Seit 1935 führt der Agnes Bernauer Festspielverein e.V. die Festspiele regelmäßig auf und lässt die tragische Erzählung auf der Bühne zum Leben erwachen. Dabei wird aber nicht immer dasselbe Stück aufgeführt: Immer wieder wird die Geschichte Agnes Bernauers neu aufgearbeitet, sodass die lokale Legende nicht ausstirbt, sondern als Tradition Straubings gehegt und gepflegt werden kann. Das nächste Mal sollen die Festspiele 2024 wieder aufgeführt werden.
Der Kirche zum Trotz: Der Drachenstich
Ähnlich sieht es auch in Furth im Wald aus: Hier wird seit Jahrhunderten das älteste Volksschauspiel Deutschlands aufgeführt. Beim Further Drachenstich wird erzählt, wie mitten im Krieg gegen Böhmen die Gefahr eines Drachens aufkam. Der einstige Beschützer der Menschen hatte sich nun gegen sie gewandt. Seit über 500 Jahren wird in Furth in Wald der „Lindwurm“ gestochen, was den Further Drachenstich zum ältesten Volksschauspiel des Landes macht. Ursprünglich war der Drachenstich Teil der Fronleichnamsprozession und eine bedeutende Tradition der Katholischen Kirche. Als die Bevölkerung immer mehr Gefallen an der Unterhaltung durch das Stück fand, wurde der Drachenstich 1878 sogar durch den Regensburger Bischof verboten – was die Further jedoch gekonnt ignorierten. Bis heute wird der Drachenstich jährlich aufgeführt und 2018 in das „Immaterielle Kulturerbe Deutschlands“ der deutschen UNESCO-Kommission aufgenommen. Den Kopf des „alten“ mechanischen Drachens – nachdem Tradinno 2010 ein neues Modell bekam – kann man im Regensburger Haus der Bayerischen Geschichte genauestens betrachten. Ein Stück der Further Legende direkt vor der eigenen Nase!

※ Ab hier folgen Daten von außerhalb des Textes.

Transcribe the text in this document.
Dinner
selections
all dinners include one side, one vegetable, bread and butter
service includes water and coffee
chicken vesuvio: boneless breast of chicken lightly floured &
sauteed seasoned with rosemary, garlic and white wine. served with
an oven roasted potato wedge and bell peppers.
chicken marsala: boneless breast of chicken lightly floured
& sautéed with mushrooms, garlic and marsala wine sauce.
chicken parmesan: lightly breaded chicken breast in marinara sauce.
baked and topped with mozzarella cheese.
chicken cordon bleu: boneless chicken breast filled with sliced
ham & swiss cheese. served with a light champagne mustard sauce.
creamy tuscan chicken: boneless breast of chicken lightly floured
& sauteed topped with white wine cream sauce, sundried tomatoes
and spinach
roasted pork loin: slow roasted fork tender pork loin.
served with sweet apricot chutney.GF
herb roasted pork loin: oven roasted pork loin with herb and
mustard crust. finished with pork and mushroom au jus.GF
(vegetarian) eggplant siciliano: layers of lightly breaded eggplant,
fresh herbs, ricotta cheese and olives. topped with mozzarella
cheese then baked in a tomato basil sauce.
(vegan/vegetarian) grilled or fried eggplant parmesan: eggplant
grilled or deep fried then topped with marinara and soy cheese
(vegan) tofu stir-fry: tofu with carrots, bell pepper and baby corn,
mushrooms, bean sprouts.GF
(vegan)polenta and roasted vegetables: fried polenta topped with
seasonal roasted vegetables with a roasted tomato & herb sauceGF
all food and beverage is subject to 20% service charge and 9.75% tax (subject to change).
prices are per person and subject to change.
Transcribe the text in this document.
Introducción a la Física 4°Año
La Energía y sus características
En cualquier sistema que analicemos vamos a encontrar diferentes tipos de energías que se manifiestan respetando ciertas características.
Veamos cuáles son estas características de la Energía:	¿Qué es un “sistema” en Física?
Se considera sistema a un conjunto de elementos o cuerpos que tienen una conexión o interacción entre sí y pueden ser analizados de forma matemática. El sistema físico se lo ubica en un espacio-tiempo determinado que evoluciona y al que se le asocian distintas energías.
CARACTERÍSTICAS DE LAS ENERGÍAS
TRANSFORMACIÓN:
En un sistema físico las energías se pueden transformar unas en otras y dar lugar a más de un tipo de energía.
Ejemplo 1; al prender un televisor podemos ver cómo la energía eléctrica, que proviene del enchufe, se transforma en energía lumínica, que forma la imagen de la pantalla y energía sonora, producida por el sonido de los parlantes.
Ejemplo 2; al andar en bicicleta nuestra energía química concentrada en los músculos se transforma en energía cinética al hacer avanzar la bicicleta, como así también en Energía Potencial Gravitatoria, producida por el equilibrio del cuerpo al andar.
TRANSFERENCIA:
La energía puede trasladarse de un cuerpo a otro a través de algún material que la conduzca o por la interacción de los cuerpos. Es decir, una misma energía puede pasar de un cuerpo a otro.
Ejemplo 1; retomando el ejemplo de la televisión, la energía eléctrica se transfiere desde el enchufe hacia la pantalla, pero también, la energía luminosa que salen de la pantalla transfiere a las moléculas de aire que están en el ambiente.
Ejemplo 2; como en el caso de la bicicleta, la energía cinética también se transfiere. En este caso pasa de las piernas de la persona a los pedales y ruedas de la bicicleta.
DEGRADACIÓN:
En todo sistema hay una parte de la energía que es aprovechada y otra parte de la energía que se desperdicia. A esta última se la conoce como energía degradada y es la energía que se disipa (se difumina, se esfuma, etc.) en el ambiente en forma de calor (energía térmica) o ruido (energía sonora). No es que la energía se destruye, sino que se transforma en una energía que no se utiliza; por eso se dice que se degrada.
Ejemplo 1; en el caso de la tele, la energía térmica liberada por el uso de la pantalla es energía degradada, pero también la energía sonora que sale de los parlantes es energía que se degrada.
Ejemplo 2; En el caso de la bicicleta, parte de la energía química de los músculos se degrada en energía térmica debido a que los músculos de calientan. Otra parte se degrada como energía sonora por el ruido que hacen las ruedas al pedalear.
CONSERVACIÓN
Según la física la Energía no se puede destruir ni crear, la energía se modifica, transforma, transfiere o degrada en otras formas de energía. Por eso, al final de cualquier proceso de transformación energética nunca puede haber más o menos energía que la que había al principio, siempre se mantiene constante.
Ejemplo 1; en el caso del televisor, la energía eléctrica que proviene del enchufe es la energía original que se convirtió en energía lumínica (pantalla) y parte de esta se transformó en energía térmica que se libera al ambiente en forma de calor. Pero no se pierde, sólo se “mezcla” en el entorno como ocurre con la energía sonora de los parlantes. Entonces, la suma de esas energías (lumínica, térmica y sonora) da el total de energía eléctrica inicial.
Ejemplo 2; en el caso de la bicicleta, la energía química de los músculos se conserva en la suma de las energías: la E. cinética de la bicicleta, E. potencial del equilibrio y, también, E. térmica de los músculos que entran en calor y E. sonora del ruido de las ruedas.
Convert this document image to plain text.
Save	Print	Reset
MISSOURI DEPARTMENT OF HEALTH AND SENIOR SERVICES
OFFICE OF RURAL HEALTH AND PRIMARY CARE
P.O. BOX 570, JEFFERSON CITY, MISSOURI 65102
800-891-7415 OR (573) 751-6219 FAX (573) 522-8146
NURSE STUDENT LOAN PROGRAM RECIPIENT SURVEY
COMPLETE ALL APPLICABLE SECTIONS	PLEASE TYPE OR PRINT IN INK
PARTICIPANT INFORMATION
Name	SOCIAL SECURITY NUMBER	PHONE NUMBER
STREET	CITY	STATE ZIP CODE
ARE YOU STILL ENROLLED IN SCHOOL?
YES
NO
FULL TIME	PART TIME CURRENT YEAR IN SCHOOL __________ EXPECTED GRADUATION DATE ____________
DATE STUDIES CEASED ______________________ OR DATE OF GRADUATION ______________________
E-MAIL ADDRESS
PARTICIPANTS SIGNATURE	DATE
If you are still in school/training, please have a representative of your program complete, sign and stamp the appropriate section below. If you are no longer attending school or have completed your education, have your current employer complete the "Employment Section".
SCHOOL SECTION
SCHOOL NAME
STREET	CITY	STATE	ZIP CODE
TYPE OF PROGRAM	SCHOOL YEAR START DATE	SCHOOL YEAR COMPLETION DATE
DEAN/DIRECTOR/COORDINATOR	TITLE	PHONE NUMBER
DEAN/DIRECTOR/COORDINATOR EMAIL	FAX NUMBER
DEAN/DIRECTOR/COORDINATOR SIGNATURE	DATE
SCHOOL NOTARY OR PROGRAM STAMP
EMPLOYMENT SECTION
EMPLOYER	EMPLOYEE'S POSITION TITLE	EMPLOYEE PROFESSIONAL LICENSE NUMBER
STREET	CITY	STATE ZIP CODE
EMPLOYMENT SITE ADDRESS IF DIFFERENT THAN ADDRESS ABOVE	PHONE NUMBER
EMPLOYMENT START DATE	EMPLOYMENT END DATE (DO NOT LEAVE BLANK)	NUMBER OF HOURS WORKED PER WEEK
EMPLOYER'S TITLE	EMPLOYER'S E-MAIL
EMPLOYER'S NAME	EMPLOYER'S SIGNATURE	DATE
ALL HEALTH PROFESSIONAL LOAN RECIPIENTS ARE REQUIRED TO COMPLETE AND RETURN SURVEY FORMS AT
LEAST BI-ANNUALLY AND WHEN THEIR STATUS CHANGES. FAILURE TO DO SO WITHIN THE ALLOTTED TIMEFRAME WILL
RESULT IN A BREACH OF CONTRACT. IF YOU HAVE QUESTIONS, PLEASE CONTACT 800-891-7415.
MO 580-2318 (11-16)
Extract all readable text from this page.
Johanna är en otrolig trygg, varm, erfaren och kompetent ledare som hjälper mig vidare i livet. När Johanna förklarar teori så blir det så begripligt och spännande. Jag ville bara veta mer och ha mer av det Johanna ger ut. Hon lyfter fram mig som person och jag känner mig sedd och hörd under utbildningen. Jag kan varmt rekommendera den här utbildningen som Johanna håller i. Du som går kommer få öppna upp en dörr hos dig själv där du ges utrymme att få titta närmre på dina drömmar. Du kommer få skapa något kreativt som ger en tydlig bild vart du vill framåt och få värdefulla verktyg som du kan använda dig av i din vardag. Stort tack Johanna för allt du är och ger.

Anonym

Kultur, Spaß und Geschichte – Traditionen in Bayern
Würde man jede einzelne Tradition und jeden einzelnen Brauch, der in Bayern gepflegt wird, aufzählen wollen, würde die Liste wahrscheinlich kein Ende finden. Aber wirft man einen Blick auf die bekannten und weniger bekannten Traditionen, die sich finden lassen, erkennt man schnell, dass in ihnen ein eigener Zauber liegt. Durch sie werden Kultur und Geschichte übermittelt und wer sich um sie kümmert, trägt zu ihrer Erhaltung bei. Auch in ihrem Facettenreichtum scheinen die Traditionen in und um Regensburg schier unermesslich: ob es geselliges Feiern sein soll, religiöses Brauchtum oder Lokalgeschichte.
"Neue" Traditionen
Die Rückwärtsgewandtheit, die dem Brauchtum und der Traditionspflege nachgesagt wird, ist ein zweischneidiges Schwert: Denn ein Wissen um die Vergangenheit der Kultur und des Landes kann dazu beitragen, dass Traditionen auch modernisiert und angepasst werden. Es ist ein sich immer wiederholender Prozess, der ebenfalls dafür sorgt, dass neue kulturelle Einflüsse und Eindrücke eingewoben werden können. So können Traditionen sich auch wandeln und gegenwärtigen Ansprüchen gerecht werden – aber nur, wenn man weiß, welche Traditionen es überhaupt gibt. Dass auch das Brauchtum sich weiterentwickeln kann, zeigen Neuerungen, wie das Bewusstsein um Sexismus und Gewaltverherrlichung in traditionellen Liedern – man muss sich nur an die Diskussion rund um das „Donaulied“ erinnern. Denn auch Traditionen können reflektiert werden, solange man sich mit ihnen befasst. Und macht man das nicht? Dann geschieht es, wie auch in Anatevka besungen wird:
"Nun werdet ihr fragen, wie es mit diesen Traditionen angefangen hat. Ich werde es euch sagen:
Ich weiß es nicht. Das ist eben Tradition."
Ich weiß es nicht. Das ist eben Tradition."